Panel 2 — Convergence Curve (top-right)
The log-scale plot shows the norm of the mean tangent vector $|\bar{v}_t|$ per iteration. The rapid superlinear drop is characteristic of Karcher mean on a compact manifold with well-clustered data. The dashed line marks the tolerance $10^{-10}$.

Panel 3 — Geodesic Distances (bottom-left)
For each of the 30 data points, the red bar is its geodesic distance to the naive projected Euclidean mean, and the gold bar is its distance to the Karcher mean. The Karcher mean consistently achieves smaller or equal geodesic distances, confirming it is the true minimiser of $\sum d^2$.

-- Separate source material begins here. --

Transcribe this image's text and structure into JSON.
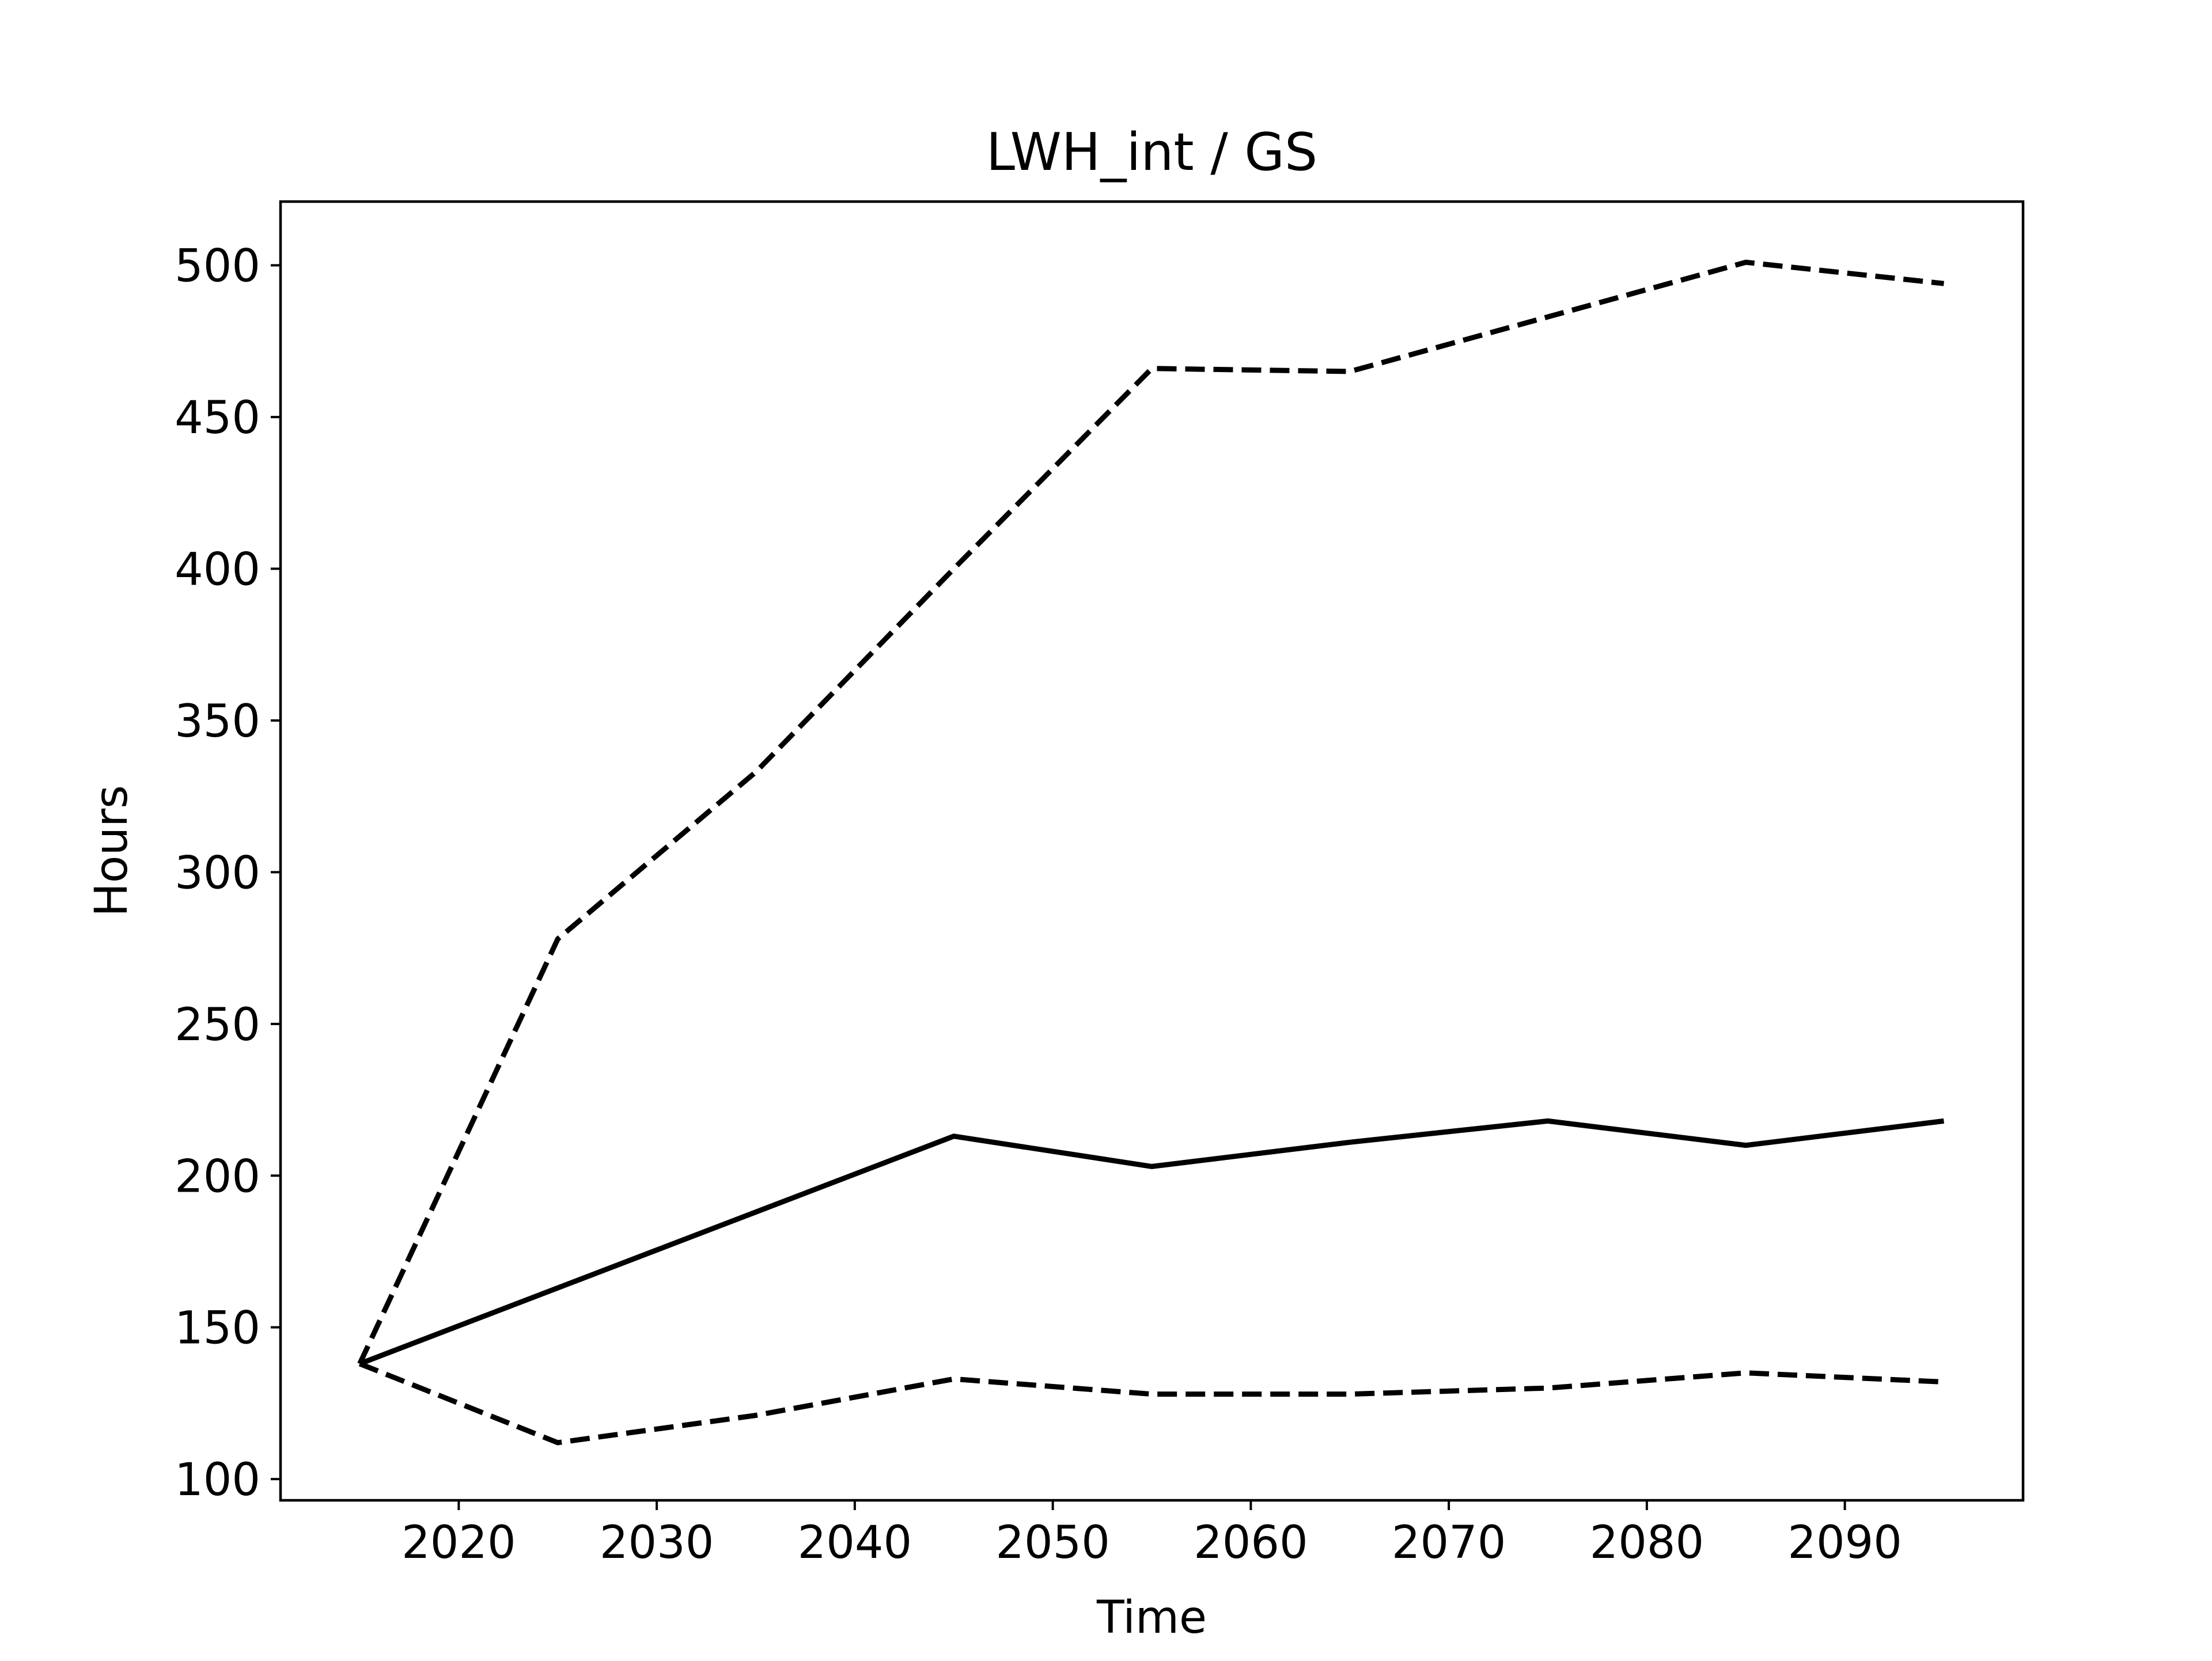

Panel 4 — Loss Surface (bottom-right)
The colour-mapped hemisphere shows the value of the Fréchet objective $F(\mu) = \sum_{i=1}^N d(\mu, x_i)^2$ over all candidate means on the upper hemisphere. The plasma colormap encodes low loss (dark purple) → high loss (bright yellow). Both the grid minimum (green star) and the Karcher mean (gold diamond) land squarely at the darkest point, visually confirming that the algorithm finds the global minimum.


Execution Results

==================================================
True mean (normalised):    [0.57735027 0.57735027 0.57735027]
Karcher mean:              [0.58963155 0.50797007 0.62793395]
Geodesic error:            0.086763 rad
Converged in 8 iterations
==================================================

Figure saved.

Key Takeaways

  • The Fréchet mean generalises the Euclidean mean to curved spaces by replacing squared Euclidean distance with squared geodesic distance.
  • On $S^2$, the Karcher iteration converges in very few steps (typically < 20) for well-clustered data.
  • The naive approach of averaging Cartesian coordinates and projecting back onto the sphere is not the Fréchet mean in general — it minimises a different, Euclidean objective.
  • The same algorithmic skeleton works on any manifold for which you can implement $\exp$ and $\log$ — SO(3) rotations, symmetric positive-definite matrices, hyperbolic space, and beyond.